Input Function Measurement
An automated blood sampling system was used to collect arterial samples every 10 secs for the first 2 mins and every 20 secs between 2 and 4 mins. Thereafter, 12 samples were collected manually at 5, 8, 10, 16, 20, 30, 40, 50, 60, 80, 90, and 110 mins, for a total of 30 samples. Each blood sample was then centrifuged, and the plasma supernatant was collected in 200 mL aliquots, from which the radioactivity was measured in a well counter. An HPLC assay of seven of the collected blood samples (at 2, 5, 10, 30, 50, 80, and 110 mins) was used to establish unmetabolized parent compound levels (mean ± s.d. percentage parent compound for 14 scans at the 7 time points: 93.21 ± 3.45, 57.11 ± 13.73, 27.17 ± 7.72, 10.73 ± 4.53, 8.12 ± 2.86, 6.65 ± 2.72, and 7.55 ± 3.16). These unmetabolized parent fraction levels were fit with a Hills function (Gunn et al, 1998). The input function was calculated as the product of the interpolated parent fraction and the total plasma counts. This function was then fit as the combination of a second-order polynomial and the sum of three exponentials, describing the function before and after the peak, respectively.

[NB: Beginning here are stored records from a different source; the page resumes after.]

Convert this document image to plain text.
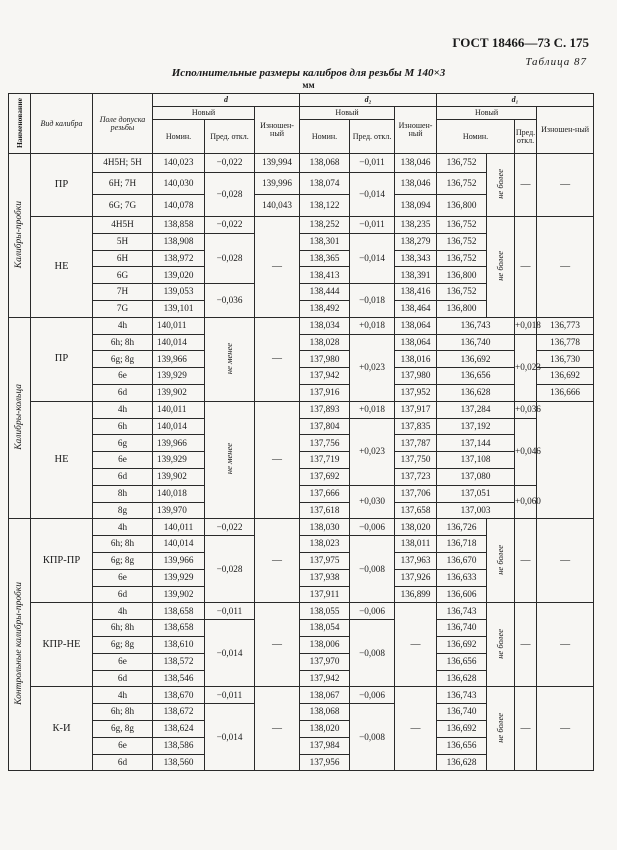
ГОСТ 18466—73 С. 175
Таблица 87
Исполнительные размеры калибров для резьбы М 140×3
мм
Наименование	Вид калибра	Поле допуска резьбы	d			d₂			d₁			
			Новый		Изношен-ный	Новый		Изношен-ный	Новый			Изношен-ный
			Номин.	Пред. откл.		Номин.	Пред. откл.		Номин.		Пред. откл.	
Калибры-пробки	ПР	4H5H; 5H	140,023	−0,022	139,994	138,068	−0,011	138,046	136,752	не более	—	—
		6H; 7H	140,030	−0,028	139,996	138,074	−0,014	138,046	136,752			
		6G; 7G	140,078		140,043	138,122		138,094	136,800			
	НЕ	4H5H	138,858	−0,022	—	138,252	−0,011	138,235	136,752	не более	—	—
		5H	138,908	−0,028		138,301	−0,014	138,279	136,752			
		6H	138,972			138,365		138,343	136,752			
		6G	139,020			138,413		138,391	136,800			
		7H	139,053	−0,036		138,444	−0,018	138,416	136,752			
		7G	139,101			138,492		138,464	136,800			
Калибры-кольца	ПР	4h	140,011	не менее	—	138,034	+0,018	138,064	136,743		+0,018	136,773
		6h; 8h	140,014			138,028	+0,023	138,064	136,740		+0,023	136,778
		6g; 8g	139,966			137,980		138,016	136,692			136,730
		6e	139,929			137,942		137,980	136,656			136,692
		6d	139,902			137,916		137,952	136,628			136,666
	НЕ	4h	140,011	не менее	—	137,893	+0,018	137,917	137,284		+0,036	
		6h	140,014			137,804	+0,023	137,835	137,192		+0,046	
		6g	139,966			137,756		137,787	137,144			
		6e	139,929			137,719		137,750	137,108			
		6d	139,902			137,692		137,723	137,080			
		8h	140,018			137,666	+0,030	137,706	137,051		+0,060	
		8g	139,970			137,618		137,658	137,003			
Контрольные калибры-пробки	КПР-ПР	4h	140,011	−0,022	—	138,030	−0,006	138,020	136,726	не более	—	—
		6h; 8h	140,014	−0,028		138,023	−0,008	138,011	136,718			
		6g; 8g	139,966			137,975		137,963	136,670			
		6e	139,929			137,938		137,926	136,633			
		6d	139,902			137,911		136,899	136,606			
	КПР-НЕ	4h	138,658	−0,011	—	138,055	−0,006	—	136,743	не более	—	—
		6h; 8h	138,658	−0,014		138,054	−0,008		136,740			
		6g; 8g	138,610			138,006			136,692			
		6e	138,572			137,970			136,656			
		6d	138,546			137,942			136,628			
	К-И	4h	138,670	−0,011	—	138,067	−0,006	—	136,743	не более	—	—
		6h; 8h	138,672	−0,014		138,068	−0,008		136,740			
		6g, 8g	138,624			138,020			136,692			
		6e	138,586			137,984			136,656			
		6d	138,560			137,956			136,628			
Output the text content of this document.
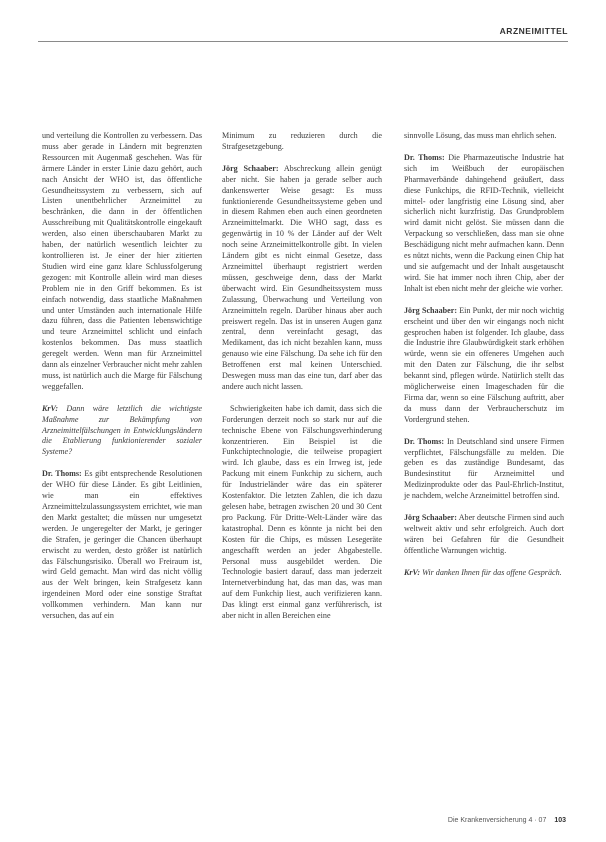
ARZNEIMITTEL

und verteilung die Kontrollen zu verbessern. Das muss aber gerade in Ländern mit begrenzten Ressourcen mit Augenmaß geschehen. Was für ärmere Länder in erster Linie dazu gehört, auch nach Ansicht der WHO ist, das öffentliche Gesundheitssystem zu verbessern, sich auf Listen unentbehrlicher Arzneimittel zu beschränken, die dann in der öffentlichen Ausschreibung mit Qualitätskontrolle eingekauft werden, also einen überschaubaren Markt zu haben, der natürlich wesentlich leichter zu kontrollieren ist. Je einer der hier zitierten Studien wird eine ganz klare Schlussfolgerung gezogen: mit Kontrolle allein wird man dieses Problem nie in den Griff bekommen. Es ist einfach notwendig, dass staatliche Maßnahmen und unter Umständen auch internationale Hilfe dazu führen, dass die Patienten lebenswichtige und teure Arzneimittel schlicht und einfach kostenlos bekommen. Das muss staatlich geregelt werden. Wenn man für Arzneimittel dann als einzelner Verbraucher nicht mehr zahlen muss, ist natürlich auch die Marge für Fälschung weggefallen.

KrV: Dann wäre letztlich die wichtigste Maßnahme zur Bekämpfung von Arzneimittelfälschungen in Entwicklungsländern die Etablierung funktionierender sozialer Systeme?

Dr. Thoms: Es gibt entsprechende Resolutionen der WHO für diese Länder. Es gibt Leitlinien, wie man ein effektives Arzneimittelzulassungssystem errichtet, wie man den Markt gestaltet; die müssen nur umgesetzt werden. Je ungeregelter der Markt, je geringer die Strafen, je geringer die Chancen überhaupt erwischt zu werden, desto größer ist natürlich das Fälschungsrisiko. Überall wo Freiraum ist, wird Geld gemacht. Man wird das nicht völlig aus der Welt bringen, kein Strafgesetz kann irgendeinen Mord oder eine sonstige Straftat vollkommen verhindern. Man kann nur versuchen, das auf ein

Minimum zu reduzieren durch die Strafgesetzgebung.

Jörg Schaaber: Abschreckung allein genügt aber nicht. Sie haben ja gerade selber auch dankenswerter Weise gesagt: Es muss funktionierende Gesundheitssysteme geben und in diesem Rahmen eben auch einen geordneten Arzneimittelmarkt. Die WHO sagt, dass es gegenwärtig in 10 % der Länder auf der Welt noch seine Arzneimittelkontrolle gibt. In vielen Ländern gibt es nicht einmal Gesetze, dass Arzneimittel überhaupt registriert werden müssen, geschweige denn, dass der Markt überwacht wird. Ein Gesundheitssystem muss Zulassung, Überwachung und Verteilung von Arzneimitteln regeln. Darüber hinaus aber auch preiswert regeln. Das ist in unseren Augen ganz zentral, denn vereinfacht gesagt, das Medikament, das ich nicht bezahlen kann, muss genauso wie eine Fälschung. Da sehe ich für den Betroffenen erst mal keinen Unterschied. Deswegen muss man das eine tun, darf aber das andere auch nicht lassen.

Schwierigkeiten habe ich damit, dass sich die Forderungen derzeit noch so stark nur auf die technische Ebene von Fälschungsverhinderung konzentrieren. Ein Beispiel ist die Funkchiptechnologie, die teilweise propagiert wird. Ich glaube, dass es ein Irrweg ist, jede Packung mit einem Funkchip zu sichern, auch für Industrieländer wäre das ein späterer Kostenfaktor. Die letzten Zahlen, die ich dazu gelesen habe, betragen zwischen 20 und 30 Cent pro Packung. Für Dritte-Welt-Länder wäre das katastrophal. Denn es könnte ja nicht bei den Kosten für die Chips, es müssen Lesegeräte angeschafft werden an jeder Abgabestelle. Personal muss ausgebildet werden. Die Technologie basiert darauf, dass man jederzeit Internetverbindung hat, das man das, was man auf dem Funkchip liest, auch verifizieren kann. Das klingt erst einmal ganz verführerisch, ist aber nicht in allen Bereichen eine

sinnvolle Lösung, das muss man ehrlich sehen.

Dr. Thoms: Die Pharmazeutische Industrie hat sich im Weißbuch der europäischen Pharmaverbände dahingehend geäußert, dass diese Funkchips, die RFID-Technik, vielleicht mittel- oder langfristig eine Lösung sind, aber sicherlich nicht kurzfristig. Das Grundproblem wird damit nicht gelöst. Sie müssen dann die Verpackung so verschließen, dass man sie ohne Beschädigung nicht mehr aufmachen kann. Denn es nützt nichts, wenn die Packung einen Chip hat und sie aufgemacht und der Inhalt ausgetauscht wird. Sie hat immer noch ihren Chip, aber der Inhalt ist eben nicht mehr der gleiche wie vorher.

Jörg Schaaber: Ein Punkt, der mir noch wichtig erscheint und über den wir eingangs noch nicht gesprochen haben ist folgender. Ich glaube, dass die Industrie ihre Glaubwürdigkeit stark erhöhen würde, wenn sie ein offeneres Umgehen auch mit den Daten zur Fälschung, die ihr selbst bekannt sind, pflegen würde. Natürlich stellt das möglicherweise einen Imageschaden für die Firma dar, wenn so eine Fälschung auftritt, aber da muss dann der Verbraucherschutz im Vordergrund stehen.

Dr. Thoms: In Deutschland sind unsere Firmen verpflichtet, Fälschungsfälle zu melden. Die geben es das zuständige Bundesamt, das Bundesinstitut für Arzneimittel und Medizinprodukte oder das Paul-Ehrlich-Institut, je nachdem, welche Arzneimittel betroffen sind.

Jörg Schaaber: Aber deutsche Firmen sind auch weltweit aktiv und sehr erfolgreich. Auch dort wären bei Gefahren für die Gesundheit öffentliche Warnungen wichtig.

KrV: Wir danken Ihnen für das offene Gespräch.

Die Krankenversicherung 4 · 07 103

Free fraction measurements were performed as in Ogden et al (2007); however, these measurements yielded inconsistent results. This has been reported earlier (Hirvonen et al, 2008) and prevents the possibility of accurate free fraction quantification.
Magnetic Resonance Imaging
Magnetic resonance images were acquired on a 3-T Signa Advantage system (GE Healthcare, Waukesha, WI, USA), as described in Ogden et al (2007). The final voxel size was 1.02 × 1.02 × 1.00 mm, with an acquisition time of 11 mins.
Image Analysis
All images were analyzed using MATLAB (The Math-Works, Natick, MA, USA). The last 13 frames of an individual PET study were registered to the eighth frame using FLIRT (FMRIB linear image registration tool), version 5.0 (FMRIB Image Analysis Group, Oxford, UK)—to correct for patient motion during the scan. The PET-to-MRI coregistration was performed using the optimization scheme described in DeLorenzo et al (2009). In brief, PET-to-MRI transformations were computed using FLIRT with a mutual information cost function, six degrees of freedom, and trilinear interpolation. Eight different coregistration possibilities with varying source/target images and weighting masks were performed, from which the optimum transformation was chosen. To evaluate coregistration accuracy, parameter images were created in which the nondisplaceable binding potential (BPND) of the ligand was modeled at each voxel using a bloodless Logan approach (see Modeling section). Nondisplaceable binding potential values in the high binding regions were summed and the coregistration producing the highest summed BPND value was chosen as the optimum. The resulting coregistration transformation was applied to all motion-corrected frames. When this coregistration technique was applied to the seven test–retest subjects, the result was a 13.0% decrease, on average, in the percentage difference (PD) between BPND test values and BPND retest values. (See DeLorenzo et al (2009) for details.) This reduction in test–retest PD helps prevent coregistration effects from confounding modeling method differences.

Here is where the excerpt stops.